# Moving to Germany...



## Ramjm_2000 (Jan 29, 2005)

Guys (and Gals),

Just found out I'll be headed to Germany for the next 2-3 years and will likely be living in the Queidersbach area (just south of Ramsetin). It also looks like the house I'll be in backs up to a signficant forest with trail access...looks like my road bikes will be gathering dust  Anyways, I'll be rewarding myself with a new frame/bike (post deployment gift to myself) and wanted to get an idea of the terrain. I actually pulled the trigger on a Ibis Mojo SL SB which is still sitting in the box at home but I've been offered an HD at a great price. I'm currently ridding a Litespeed Niota ti set a 4" front and back with a lefty DLR2, I'm mostly a technical XC guy but do enjoy a good knarly trail at times (Niota set to 5"). Is anyone out there familiar with the trails in the area? HD overkill? Do you think I should return the bike (not an issue) or is the market in Europe pretty good to sell a new Mojo SL frame? Will be getting there later July/Aug. Cheers 

Oh one more thing, what are the trail laws like? Do they allow dogs on trails off leash?

JR


----------



## flametop (Sep 6, 2012)

Hey JR,

you'll be going to one of the nicest areas in Germany for MTB beside Schwarzwald and Allgaeu. The area is called "Pfaelzer Wald". 
Right beside your hometown is a small bikepark in Trippstadt. There are also some trails "advertised" from the government. 
Be sure to check out the Neustadt area around Kalmit. Just get a map, there are lots of natural trails.
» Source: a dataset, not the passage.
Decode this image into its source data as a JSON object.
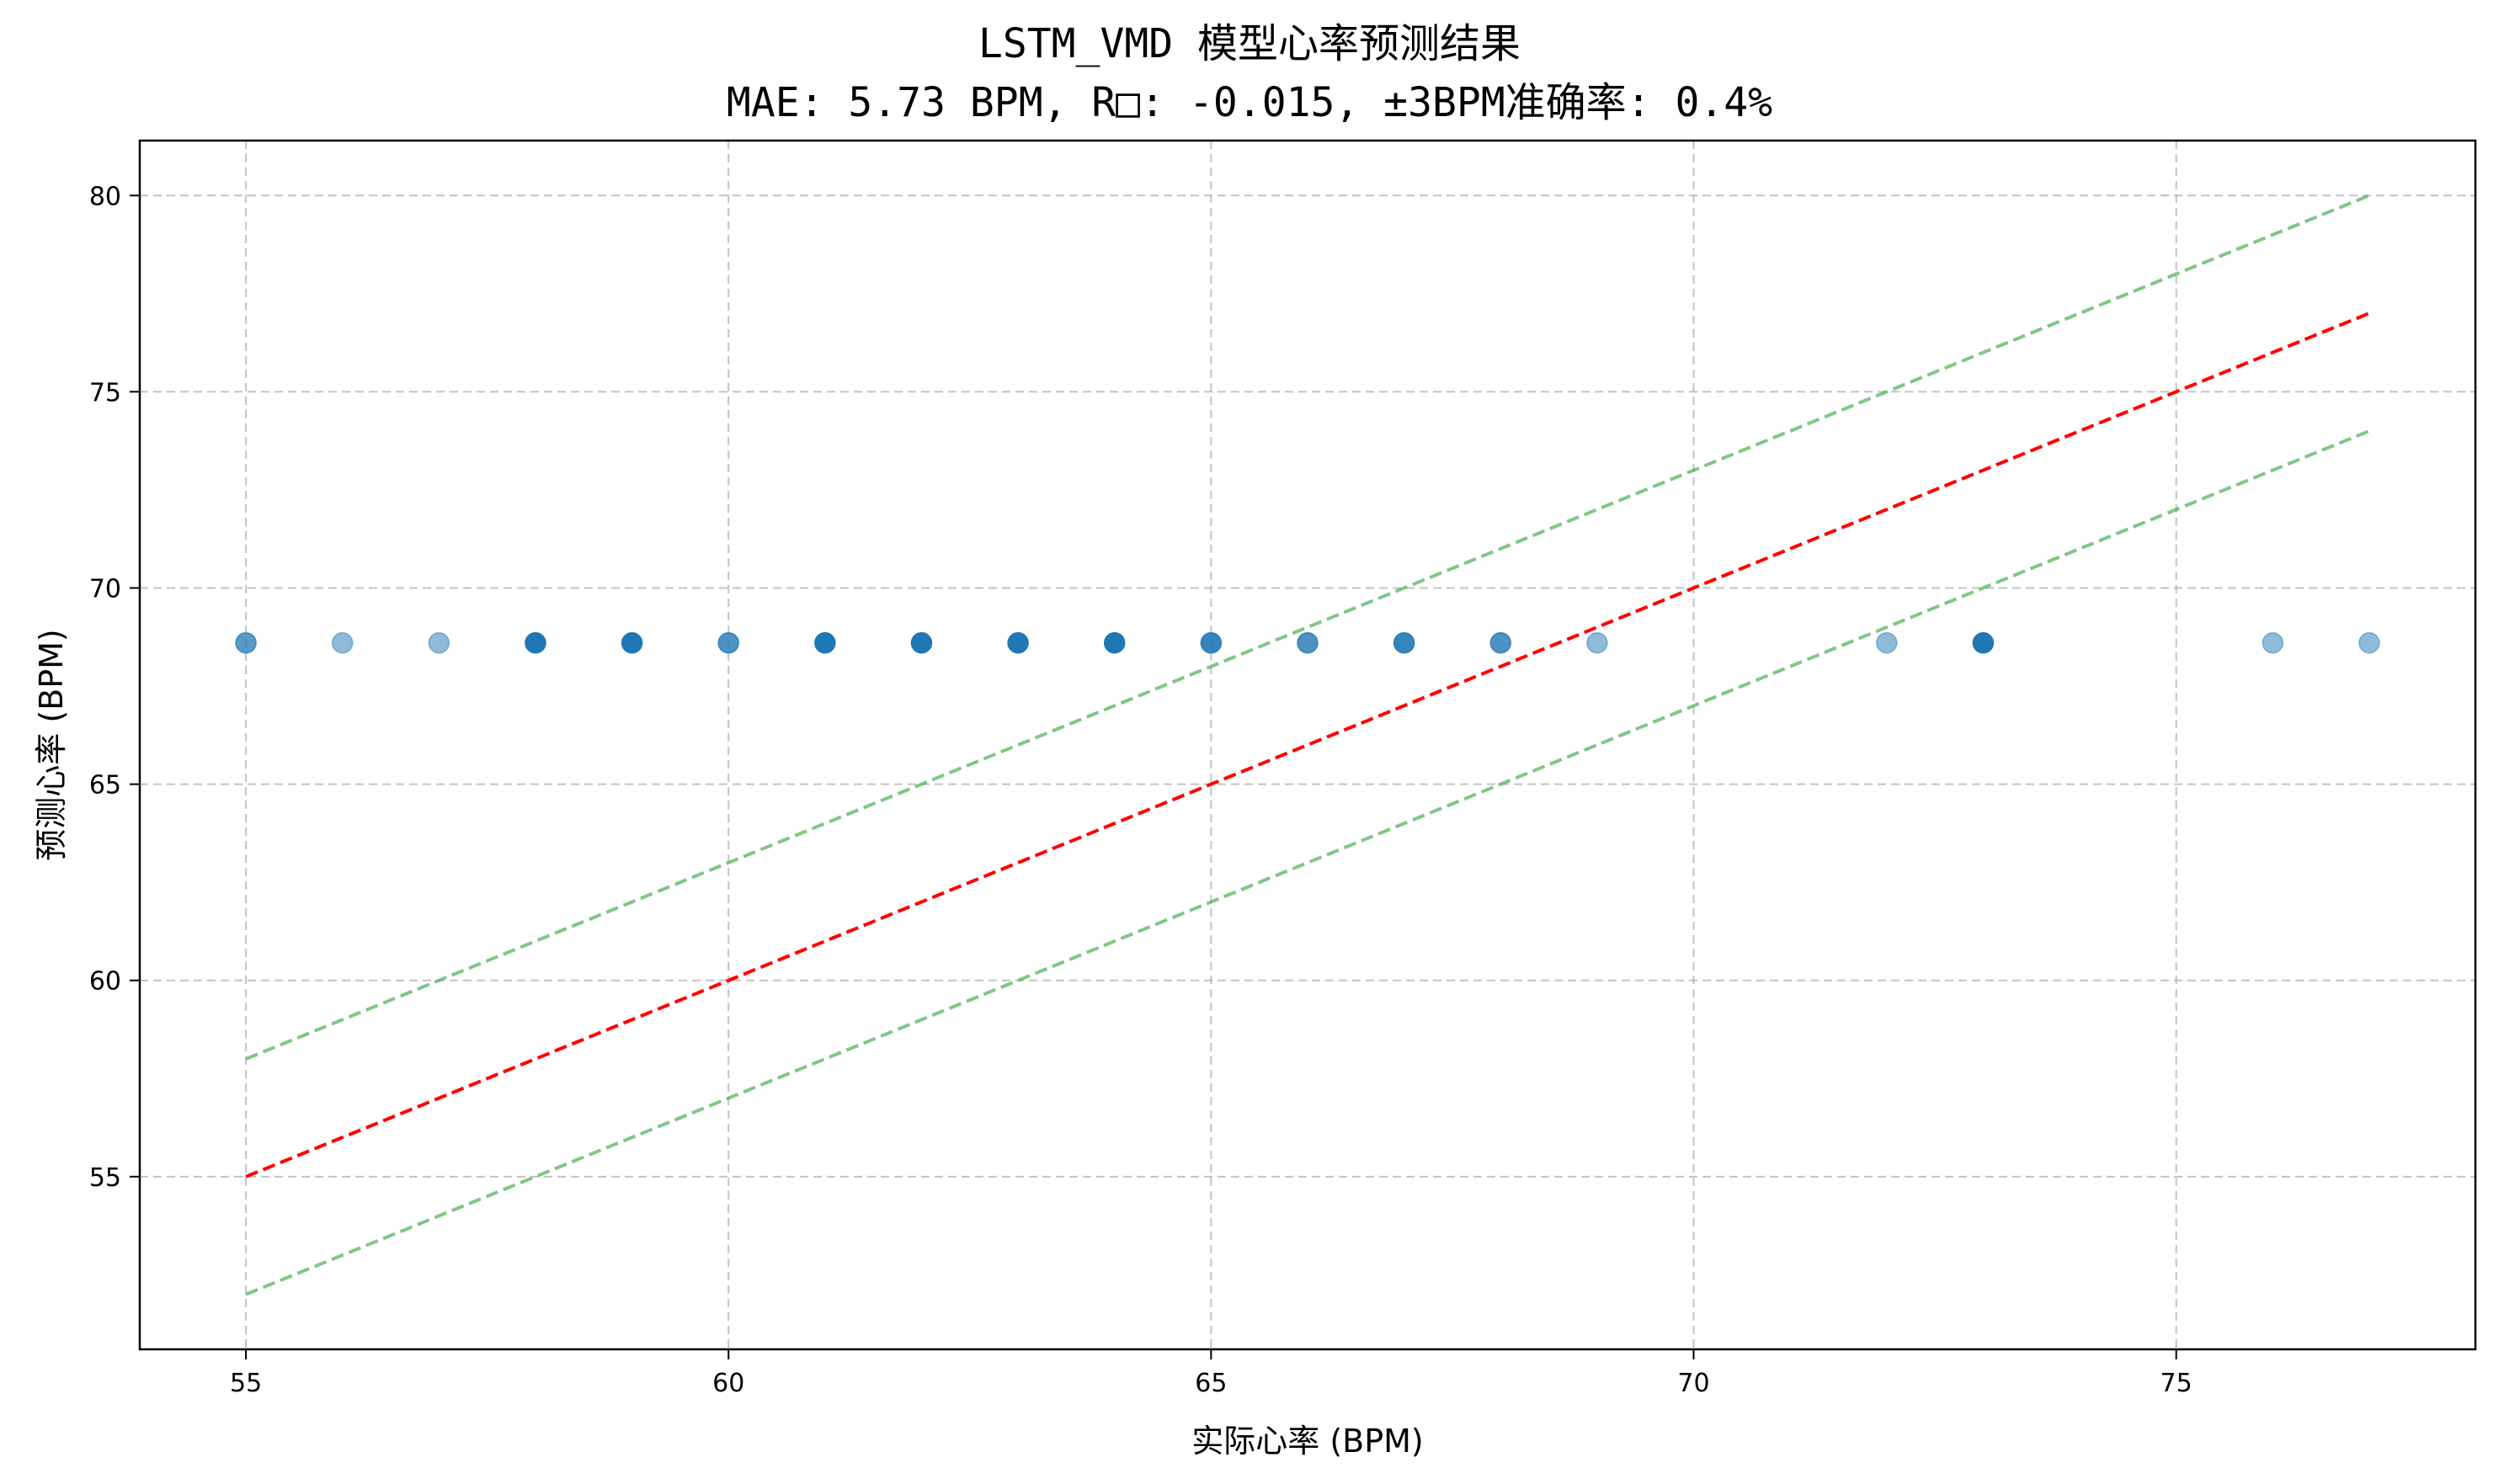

You can bring along your dog without a problem. 
Bikewise it really depends on your liking. There are guys using DH-bikes and other with their XC-Bikes.

Enjoy!


----------



## zenkem (Dec 18, 2007)

Check out KMC Cycling at the link below and we'll fill you in on all the local Trails and happenings in the area and don't be so fast to put that Road Bike away:

KMC Cycling


----------



## Ramjm_2000 (Jan 29, 2005)

Thanks guys!


----------